Drivers with disabilities will be required to pay for parking in Baltimore’s Mount Vernon neighborhood beginning Oct. 30 — the fourth expansion of the city’s ProjectSPACE program, designed to combat the abuse of disability placards.
Forty single-space parking spots will be reserved for drivers with disabilities, and 75 multi-space, EZ Park meters will be lowered to the latest Americans with Disabilities Act standards, the city announced Monday.
The cost to park will be the same for drivers with and without disabilities, and time limits for all meters will be expanded to four hours.
ProjectSPACE has driven down placard thefts by 85 percent in the city since its launch in 2014 and has increased the number of open parking spaces on some blocks by 20 percent, according to Peter Little, executive director of the Parking Authority of Baltimore City.

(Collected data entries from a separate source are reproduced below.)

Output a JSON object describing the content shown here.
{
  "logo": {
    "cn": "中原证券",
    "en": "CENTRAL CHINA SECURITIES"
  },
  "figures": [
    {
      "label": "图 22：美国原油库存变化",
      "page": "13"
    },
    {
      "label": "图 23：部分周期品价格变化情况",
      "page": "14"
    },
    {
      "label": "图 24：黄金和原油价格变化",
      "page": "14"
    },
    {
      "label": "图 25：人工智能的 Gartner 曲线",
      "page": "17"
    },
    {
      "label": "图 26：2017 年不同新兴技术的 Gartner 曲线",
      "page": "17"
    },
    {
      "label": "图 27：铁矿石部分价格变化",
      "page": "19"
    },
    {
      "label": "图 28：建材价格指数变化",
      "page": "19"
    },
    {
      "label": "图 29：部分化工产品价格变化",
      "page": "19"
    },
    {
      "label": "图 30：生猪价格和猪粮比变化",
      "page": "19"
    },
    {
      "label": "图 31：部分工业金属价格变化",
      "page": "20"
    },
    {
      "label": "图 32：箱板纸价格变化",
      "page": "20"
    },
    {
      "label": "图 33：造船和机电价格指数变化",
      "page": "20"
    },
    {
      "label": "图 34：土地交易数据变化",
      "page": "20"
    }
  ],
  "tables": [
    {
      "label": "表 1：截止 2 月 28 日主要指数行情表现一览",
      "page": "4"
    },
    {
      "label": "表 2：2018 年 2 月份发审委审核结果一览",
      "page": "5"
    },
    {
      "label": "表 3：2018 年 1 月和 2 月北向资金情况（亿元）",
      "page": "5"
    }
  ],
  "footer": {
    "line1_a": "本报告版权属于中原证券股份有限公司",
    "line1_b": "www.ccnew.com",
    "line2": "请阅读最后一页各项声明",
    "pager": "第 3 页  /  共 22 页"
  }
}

The program is already in effect in the Central Business District, Harbor East, Fells Point and Federal Hill.
“We expect that Mount Vernon will see similar results,” Little said in a statement.
Mount Vernon is bordered by Mount Royal Avenue to the north, Guilford Avenue to the east, Franklin Street to the south and Howard Street to the west.
The previous parking policy, still in effect in the rest of the city, allows drivers with disability placards or license plates to park at meters free of charge, which officials say led to the placards being the top item stolen from cars.
“By removing the financial incentive to park on-street free of charge in Mount Vernon, [the Parking Authority] anticipates increased parking turnover similar to the effect Phases 1, 2, and 3 have had on parking in the Central Business District, Fells Point, Harbor East and Federal Hill neighborhoods,” the city said in its announcement. “Ultimately, ProjectSPACE makes it easier for everyone to find an available parking space in Baltimore City.”
The program will expand to Hampden, and then to the rest of the city in 2018.